Oil and the International History of the Twentieth Century

Starts:
7:00 pm on Tuesday, September 30, 2014
URL:
http://www.bu.edu/history/sawyer/
Address:
Photonics Center (8 St. Mary's Street)
Room:
Ninth Floor Colloquium Room
Contact Organization:
History Department
Fees:
free
Speakers:
David S. Painter, Associate Professor of History, Georgetown University
Audience:
public

The Department of History and the Andrew W. Mellon Foundation are pleased to announce a new public lecture series, part of the John E. Sawyer Seminars on the Comparative Study of Cultures, held in 2014-2015 at Boston University.

Following the collapse of communism, and the earlier defeat of fascism, many Americans take for granted the triumph of liberal democracy.
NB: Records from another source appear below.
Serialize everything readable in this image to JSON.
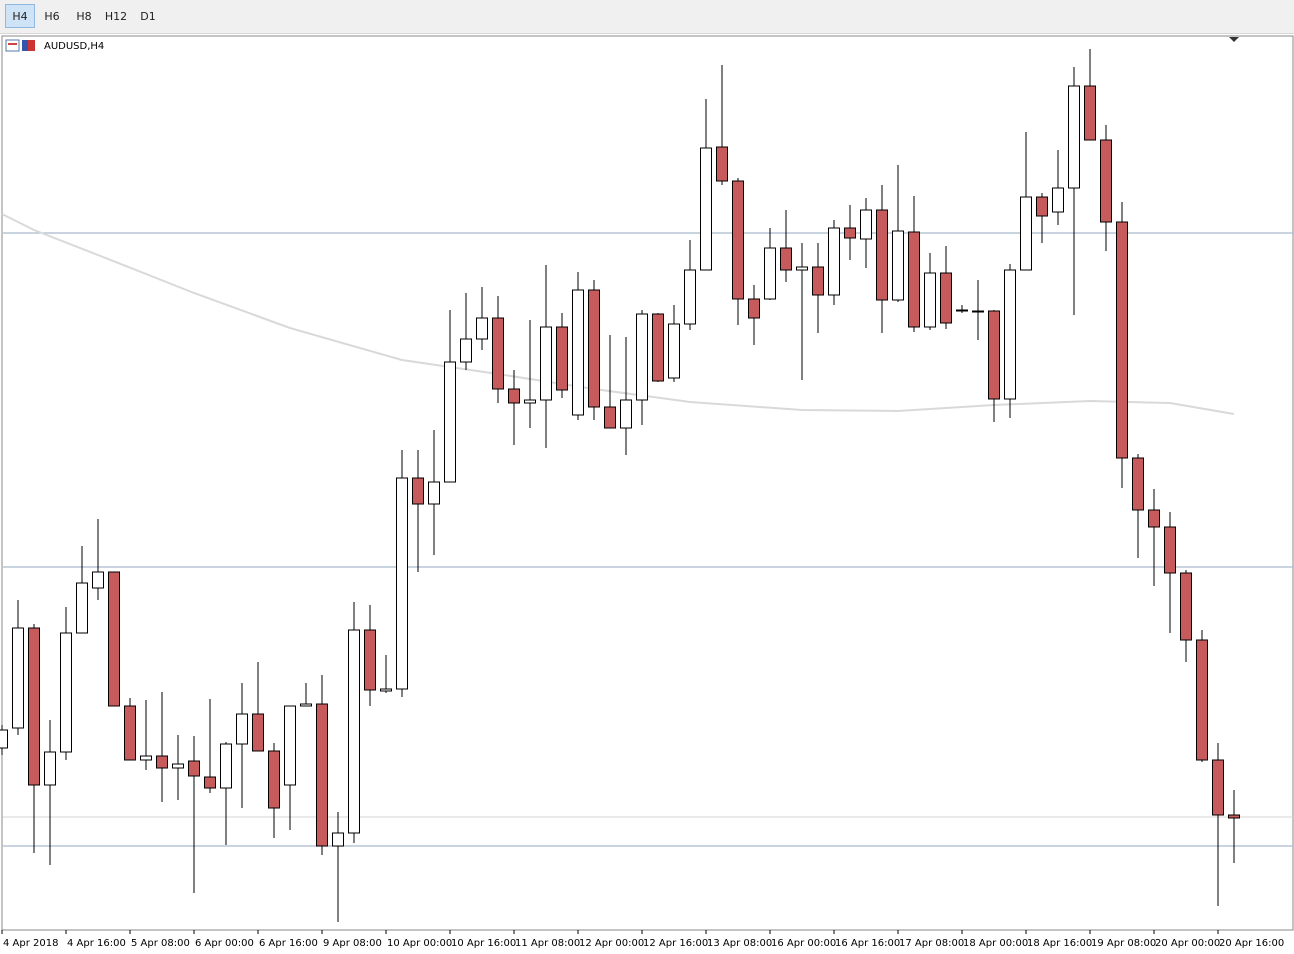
{
  "toolbar": {
    "buttons": [
      "H4",
      "H6",
      "H8",
      "H12",
      "D1"
    ],
    "active": 0
  },
  "chart_data": {
    "type": "candlestick",
    "title": "AUDUSD,H4",
    "categories": [
      "4 Apr 2018",
      null,
      null,
      null,
      "4 Apr 16:00",
      null,
      null,
      null,
      "5 Apr 08:00",
      null,
      null,
      null,
      "6 Apr 00:00",
      null,
      null,
      null,
      "6 Apr 16:00",
      null,
      null,
      null,
      "9 Apr 08:00",
      null,
      null,
      null,
      "10 Apr 00:00",
      null,
      null,
      null,
      "10 Apr 16:00",
      null,
      null,
      null,
      "11 Apr 08:00",
      null,
      null,
      null,
      "12 Apr 00:00",
      null,
      null,
      null,
      "12 Apr 16:00",
      null,
      null,
      null,
      "13 Apr 08:00",
      null,
      null,
      null,
      "16 Apr 00:00",
      null,
      null,
      null,
      "16 Apr 16:00",
      null,
      null,
      null,
      "17 Apr 08:00",
      null,
      null,
      null,
      "18 Apr 00:00",
      null,
      null,
      null,
      "18 Apr 16:00",
      null,
      null,
      null,
      "19 Apr 08:00",
      null,
      null,
      null,
      "20 Apr 00:00",
      null,
      null,
      null,
      "20 Apr 16:00",
      null
    ],
    "open": [
      252,
      272,
      372,
      215,
      248,
      367,
      412,
      428,
      294,
      240,
      244,
      232,
      239,
      223,
      212,
      256,
      286,
      249,
      215,
      294,
      296,
      154,
      167,
      370,
      309,
      311,
      522,
      496,
      518,
      638,
      661,
      682,
      611,
      597,
      600,
      673,
      585,
      710,
      593,
      572,
      600,
      686,
      622,
      676,
      730,
      853,
      819,
      701,
      701,
      752,
      730,
      733,
      705,
      772,
      761,
      790,
      700,
      768,
      673,
      727,
      690,
      689,
      689,
      601,
      730,
      803,
      788,
      812,
      914,
      860,
      778,
      542,
      490,
      473,
      427,
      360,
      240,
      185
    ],
    "high": [
      275,
      400,
      376,
      280,
      393,
      454,
      481,
      428,
      302,
      300,
      308,
      265,
      264,
      301,
      258,
      317,
      338,
      257,
      294,
      317,
      325,
      188,
      398,
      395,
      345,
      550,
      550,
      570,
      690,
      707,
      713,
      704,
      630,
      680,
      735,
      687,
      728,
      720,
      665,
      663,
      690,
      687,
      695,
      760,
      901,
      935,
      822,
      715,
      772,
      790,
      757,
      757,
      780,
      795,
      802,
      815,
      835,
      804,
      747,
      754,
      695,
      720,
      690,
      736,
      868,
      807,
      850,
      933,
      951,
      875,
      798,
      546,
      511,
      488,
      430,
      370,
      257,
      210
    ],
    "low": [
      245,
      265,
      147,
      135,
      240,
      367,
      400,
      294,
      240,
      230,
      198,
      200,
      107,
      207,
      155,
      192,
      249,
      162,
      170,
      294,
      145,
      78,
      157,
      294,
      307,
      303,
      428,
      445,
      518,
      630,
      650,
      597,
      555,
      572,
      552,
      602,
      580,
      580,
      572,
      545,
      575,
      618,
      618,
      670,
      730,
      815,
      675,
      655,
      700,
      718,
      620,
      667,
      695,
      740,
      732,
      667,
      698,
      668,
      670,
      671,
      687,
      660,
      578,
      582,
      730,
      757,
      775,
      685,
      860,
      749,
      512,
      442,
      414,
      367,
      338,
      238,
      94,
      137
    ],
    "close": [
      270,
      372,
      215,
      248,
      367,
      417,
      428,
      294,
      240,
      244,
      232,
      236,
      224,
      212,
      256,
      286,
      249,
      192,
      294,
      296,
      154,
      167,
      370,
      310,
      311,
      522,
      496,
      518,
      638,
      661,
      682,
      611,
      597,
      600,
      673,
      610,
      710,
      593,
      572,
      600,
      686,
      619,
      676,
      730,
      852,
      819,
      701,
      682,
      752,
      730,
      733,
      705,
      772,
      762,
      790,
      700,
      769,
      673,
      727,
      677,
      690,
      689,
      601,
      730,
      803,
      784,
      812,
      914,
      860,
      778,
      542,
      490,
      473,
      427,
      360,
      240,
      185,
      182
    ],
    "up_color": "#ffffff",
    "down_color": "#c75b5b",
    "ylim": [
      70,
      963
    ],
    "levels": [
      767,
      433,
      154
    ],
    "level_color": "#a9bacd",
    "price_line": 183,
    "price_line_color": "#d6d6d6",
    "moving_average": {
      "x": [
        0,
        2,
        6,
        12,
        18,
        25,
        31,
        37,
        43,
        50,
        56,
        62,
        68,
        73,
        77
      ],
      "values": [
        786,
        770,
        745,
        707,
        672,
        640,
        626,
        611,
        598,
        590,
        589,
        595,
        599,
        597,
        586
      ],
      "color": "#d9d9d9"
    }
  }
}
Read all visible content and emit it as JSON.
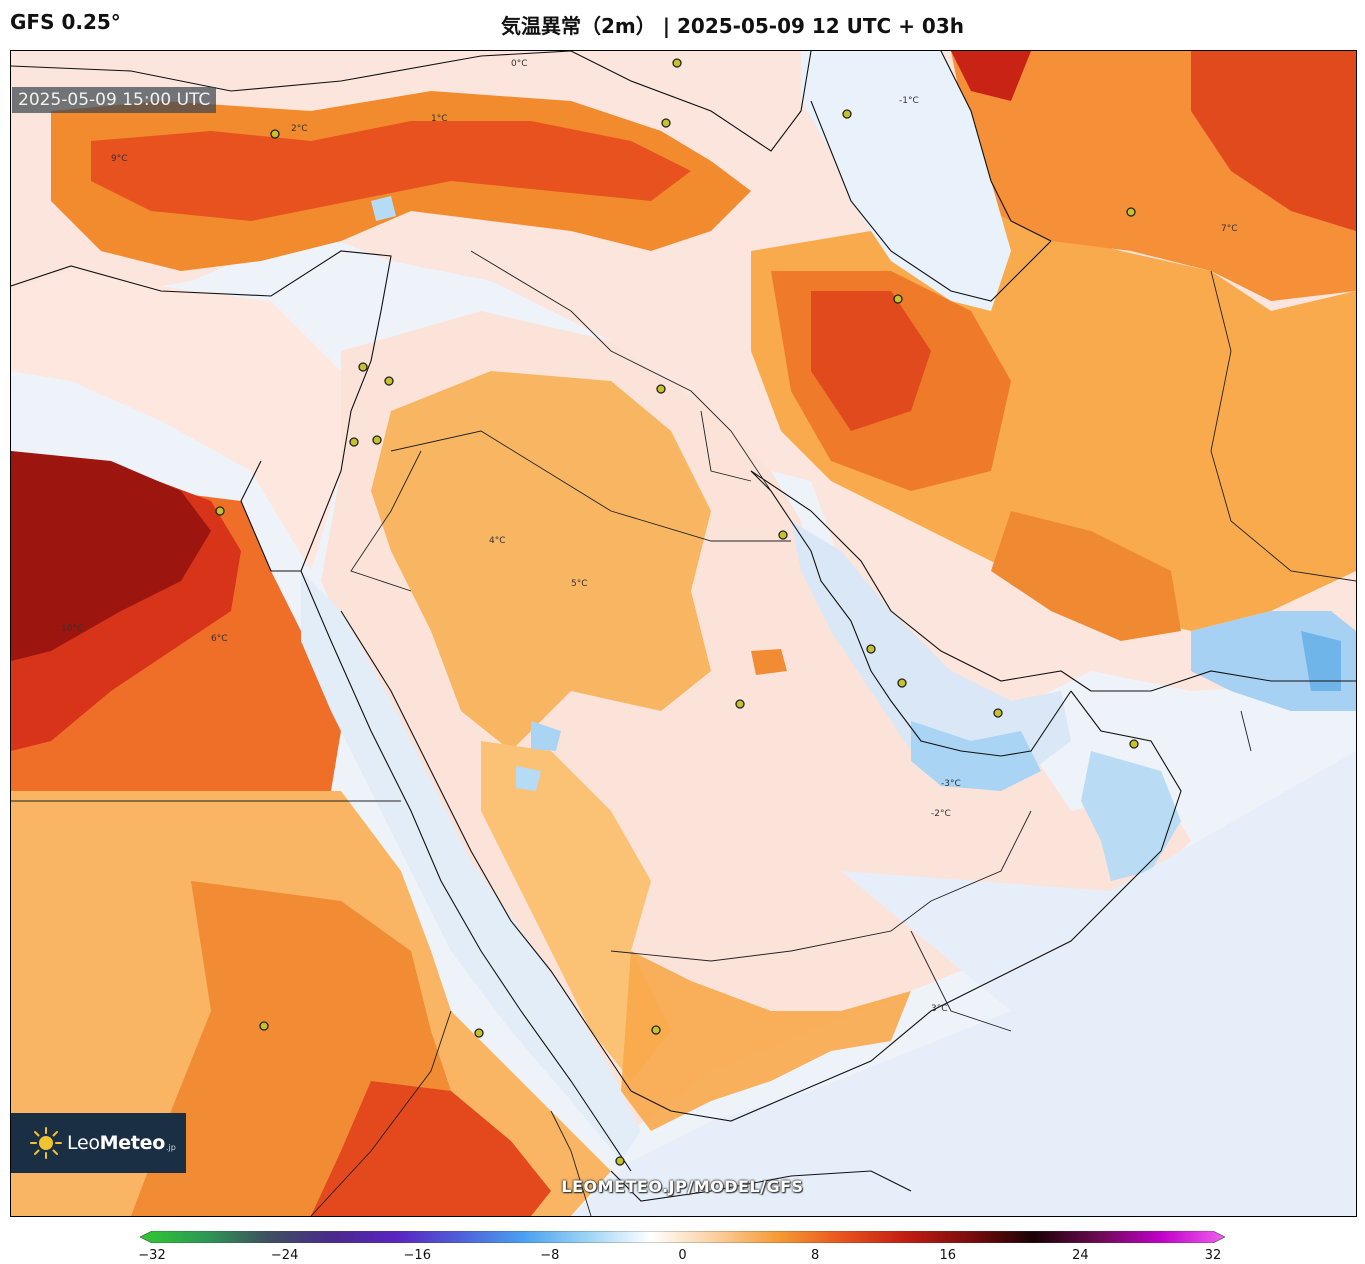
{
  "header": {
    "model": "GFS 0.25°",
    "title": "気温異常（2m） | 2025-05-09 12 UTC + 03h"
  },
  "map": {
    "timestamp": "2025-05-09 15:00 UTC",
    "watermark": "LEOMETEO.JP/MODEL/GFS",
    "contour_labels": [
      "0°C",
      "1°C",
      "-1°C",
      "2°C",
      "-2°C",
      "3°C",
      "-3°C",
      "4°C",
      "5°C",
      "6°C",
      "7°C",
      "9°C",
      "10°C"
    ],
    "colors": {
      "ocean_cool": "#e8eef8",
      "light_pos": "#fbe3dc",
      "orange": "#f9b25a",
      "deep_orange": "#f28a2e",
      "red": "#e84a1f",
      "dark_red": "#b11e10",
      "cool_blue": "#a9d4f3"
    }
  },
  "logo": {
    "name_light": "Leo",
    "name_bold": "Meteo",
    "suffix": ".jp"
  },
  "colorbar": {
    "min": -32,
    "max": 32,
    "ticks": [
      "−32",
      "−24",
      "−16",
      "−8",
      "0",
      "8",
      "16",
      "24",
      "32"
    ],
    "stops": [
      "#31c831",
      "#2c9a54",
      "#3e5060",
      "#4a2a8c",
      "#5a24c0",
      "#4f5fd8",
      "#4aa0f0",
      "#9cd3f5",
      "#ffffff",
      "#fbd0a0",
      "#f59a35",
      "#e8541e",
      "#c21d12",
      "#7a0c0c",
      "#1a0205",
      "#6a0a50",
      "#c000c8",
      "#f060f0"
    ]
  }
}
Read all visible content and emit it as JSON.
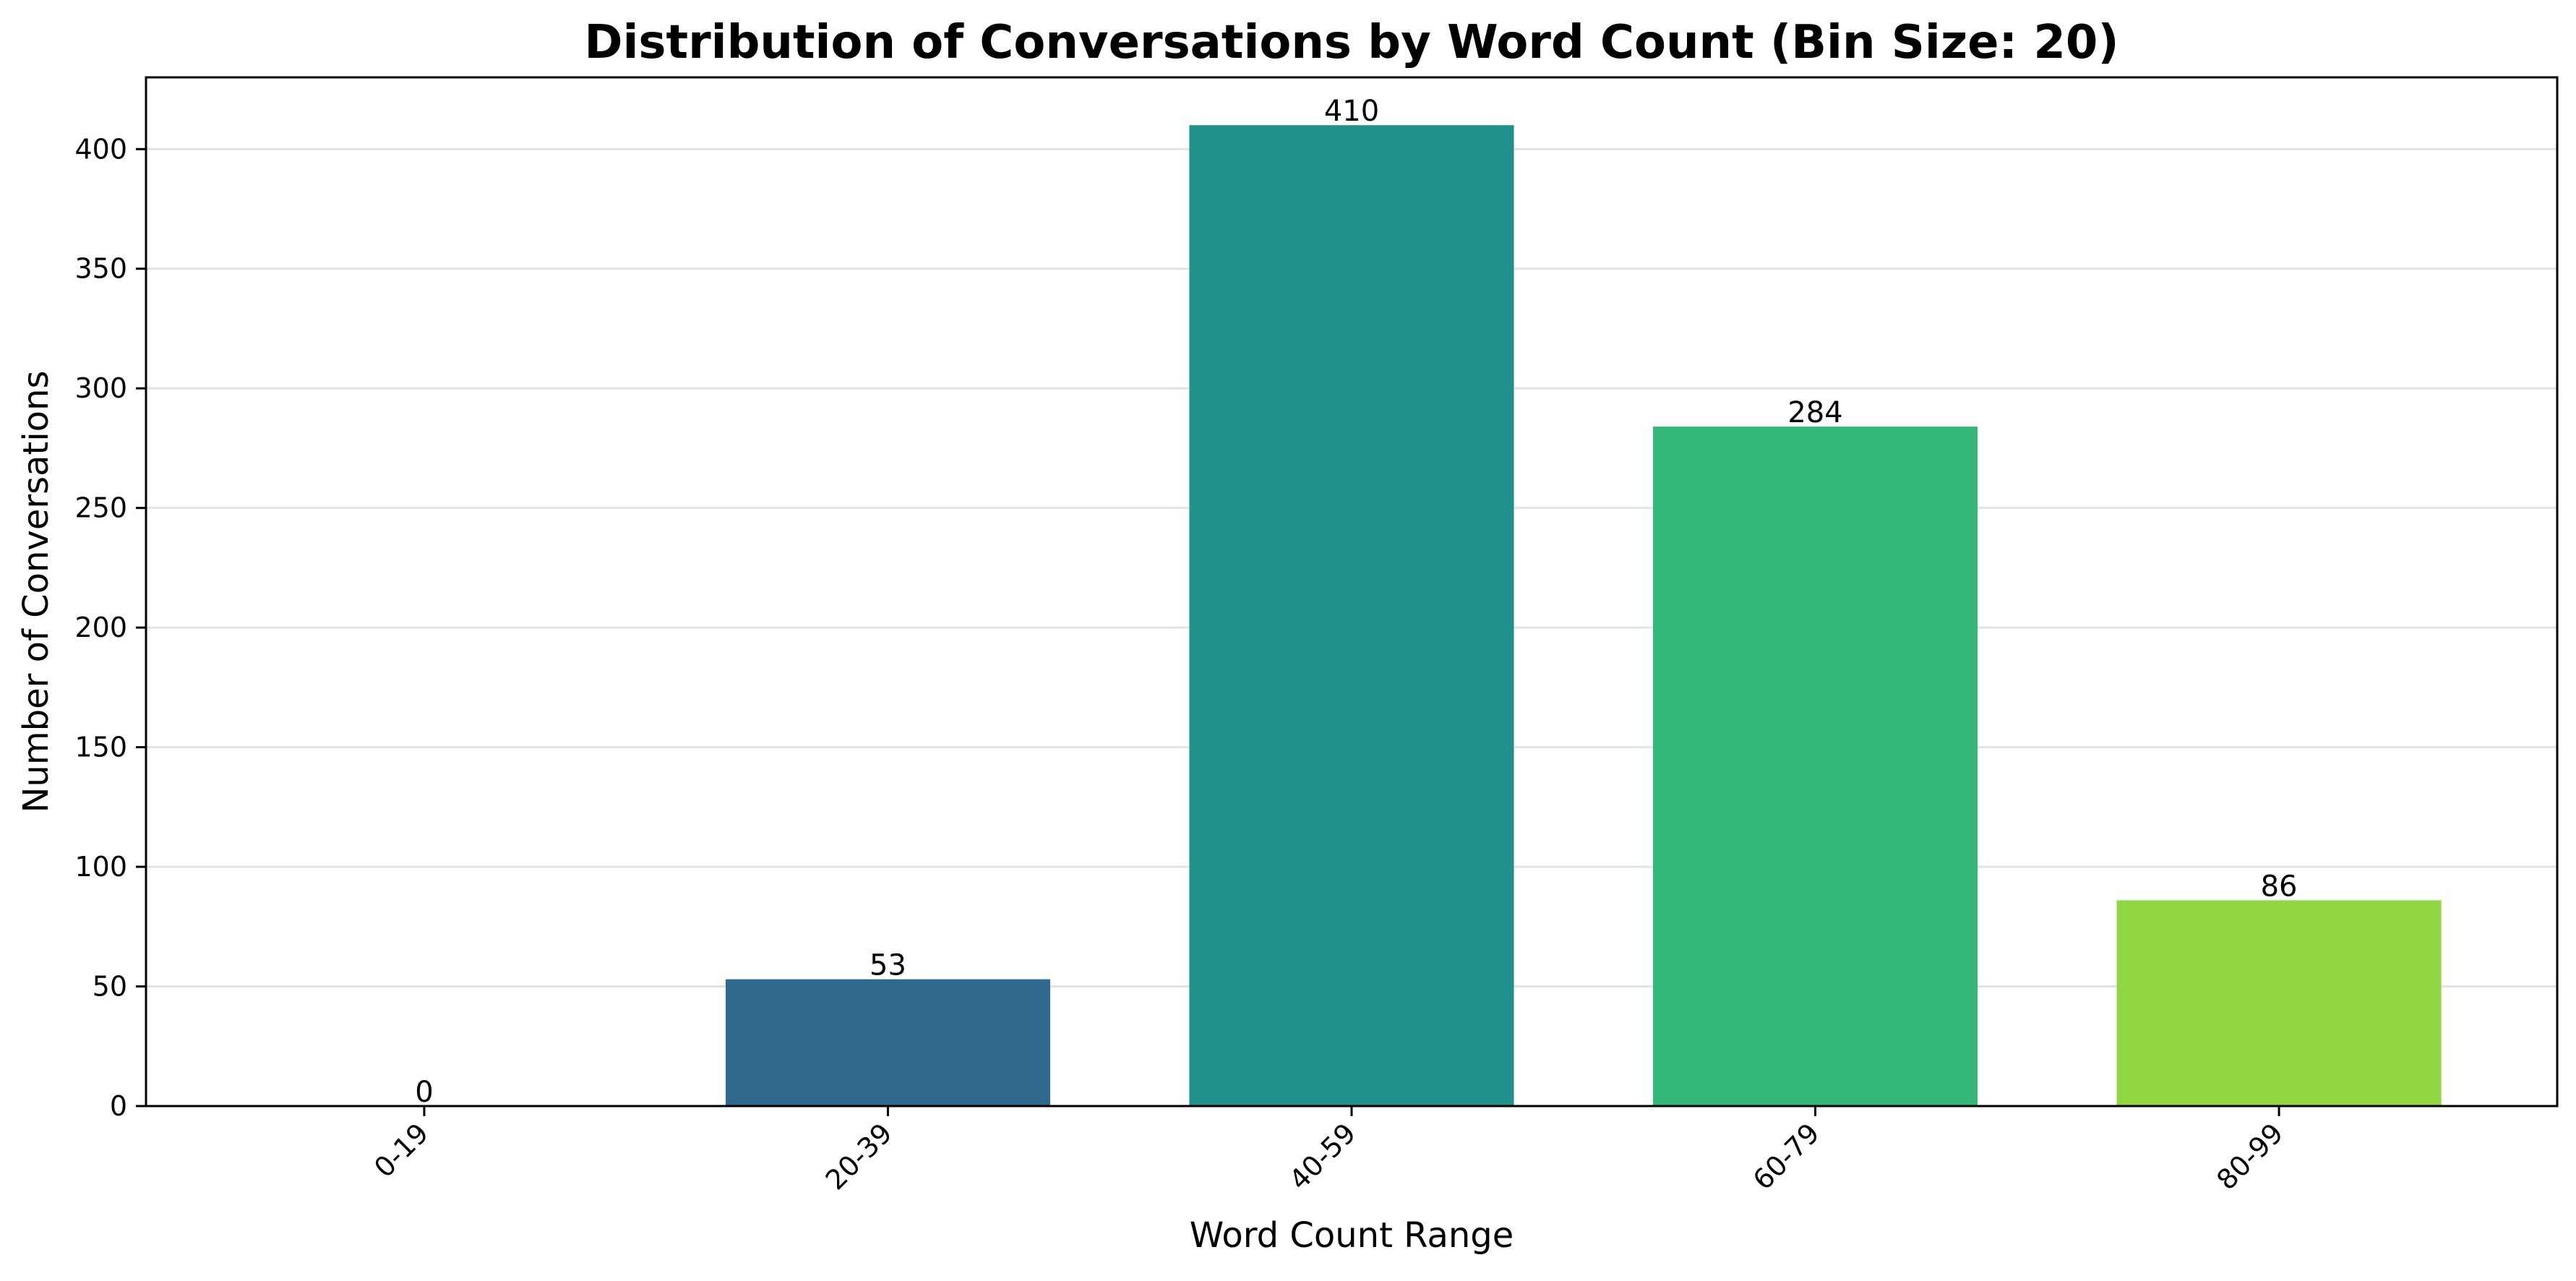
{
  "chart_data": {
    "type": "bar",
    "title": "Distribution of Conversations by Word Count (Bin Size: 20)",
    "xlabel": "Word Count Range",
    "ylabel": "Number of Conversations",
    "categories": [
      "0-19",
      "20-39",
      "40-59",
      "60-79",
      "80-99"
    ],
    "values": [
      0,
      53,
      410,
      284,
      86
    ],
    "data_labels": [
      "0",
      "53",
      "410",
      "284",
      "86"
    ],
    "colors": [
      "#440154",
      "#31688e",
      "#21918c",
      "#35b779",
      "#90d743"
    ],
    "ylim": [
      0,
      430
    ],
    "yticks": [
      0,
      50,
      100,
      150,
      200,
      250,
      300,
      350,
      400
    ],
    "ytick_labels": [
      "0",
      "50",
      "100",
      "150",
      "200",
      "250",
      "300",
      "350",
      "400"
    ],
    "grid": "y-axis horizontal lines",
    "legend": "none"
  }
}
Since 1991, alternatives to free markets and representative democracy increasingly appear oddly misguided or inevitably doomed. Because Americans “know” that democracy and capitalism work best, once urgent ideological questions now appear “settled.” The bitter debates and divides of the twentieth century seem almost quaint, especially to young people. As World War II becomes more myth than memory, as the Cold War begins to seem a curious artifact, and as the styles and technologies of previous decades command interest chiefly as subjects of nostalgia, persuading students and the public that the recent past possesses more than antiquarian interest presents a growing challenge. The time is ripe for taking stock of the twentieth century and renewing its relevance to contemporary political culture.

David S. Painter, Associate Professor of History at Georgetown University, will give the first keynote lecture in the series. Painter’s research focuses on the political economy of US foreign relations, especially as it relates to the international oil industry. His publications include "Oil and the American Century" in The Journal of American History and The Cold War: An International History. Painter's keynote lecture is titled, “Oil and the International History of the Twentieth Century.”

Please join us for a reception to follow the keynote lecture.